The utility function readstring() reads in a string up to a specified delimiter and returns the string object:

object *readstring (char delim) {
  object *obj = myalloc();
  obj->type = STRING;
  char ch = gchar();
  object *head = NULL;
  object *tail = NULL;
  int chars = 0;
  while (ch != delim) {
    if (ch == '\\') ch = gchar();
    buildstring(ch, &chars, &head, &tail);
    ch = gchar();
  }
  obj->cdr = head;
  return obj;
}

This calls buildstring() which allocates a new object for each pair of characters, and packs the characters into the cdr cell of each object:

void buildstring (char ch, int *chars, object **head, object **tail) {
  if (*chars == 0) {
    *chars = ch<<8;
    object *cell = myalloc();
    if (*head == NULL) *head = cell; else (*tail)->car = cell;
    cell->car = NULL;
    cell->integer = *chars;
    *tail = cell;
  } else {
    *chars = *chars | ch;
    (*tail)->integer = *chars;
    *chars = 0;
  }
}

Finally readstring() stores the head of the linked list of character pairs into the cdr cell of the string object.

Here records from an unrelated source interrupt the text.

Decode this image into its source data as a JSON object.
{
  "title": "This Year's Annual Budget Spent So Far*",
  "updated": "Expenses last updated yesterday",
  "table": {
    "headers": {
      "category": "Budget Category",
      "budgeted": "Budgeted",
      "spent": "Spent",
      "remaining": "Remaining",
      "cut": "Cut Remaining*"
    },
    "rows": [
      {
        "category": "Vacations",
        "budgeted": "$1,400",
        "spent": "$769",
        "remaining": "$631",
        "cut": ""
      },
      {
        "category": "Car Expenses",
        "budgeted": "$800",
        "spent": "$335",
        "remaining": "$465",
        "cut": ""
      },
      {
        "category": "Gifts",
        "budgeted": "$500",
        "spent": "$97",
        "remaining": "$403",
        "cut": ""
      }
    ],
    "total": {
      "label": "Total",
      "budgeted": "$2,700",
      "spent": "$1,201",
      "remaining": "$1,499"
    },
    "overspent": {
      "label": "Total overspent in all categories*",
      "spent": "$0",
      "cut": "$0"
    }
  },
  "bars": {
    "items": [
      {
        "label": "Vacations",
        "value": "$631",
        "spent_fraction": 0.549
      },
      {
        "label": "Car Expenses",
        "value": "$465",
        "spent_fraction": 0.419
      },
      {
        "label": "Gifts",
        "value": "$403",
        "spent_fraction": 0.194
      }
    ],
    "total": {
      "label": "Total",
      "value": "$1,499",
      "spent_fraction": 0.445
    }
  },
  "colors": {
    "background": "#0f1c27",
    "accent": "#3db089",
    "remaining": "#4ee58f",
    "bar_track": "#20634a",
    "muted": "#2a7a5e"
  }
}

It is called by read and read-line.

Printing a string

Finally, the utility function printstring() handles the printing of a string object:

void printstring (object *form) {
  if (PrintReadably) pchar('"');
  form = cdr(form);
  while (form != NULL) {
    int chars = form->integer;
    char ch = chars>>8 & 0xFF;
    if (PrintReadably && ch == '"') pchar('\\');
    pchar(ch);
    ch = chars & 0xFF;
    if (PrintReadably && ch == '"') pchar('\\');
    if (ch) pchar(ch);
    form = car(form);
  }
  if (PrintReadably) pchar('"');
}

The global variable PrintReadably is used to determine whether the string is printed with enclosing quotation marks and escape characters, like print, or without them, like princ

String functions

Some functions have been added or extended to work with strings:

  • The function subseq returns a subsequence of a string.
  • The function concatenate joins together an arbitrary number of strings.
  • The function string= returns t if its two string arguments are equal, and nil otherwise.
  • The function stringp returns t if its argument is a string.
  • The function read-line reads in a string up to a return character.
  • The function length has been extended to return the number of non-null characters in a string.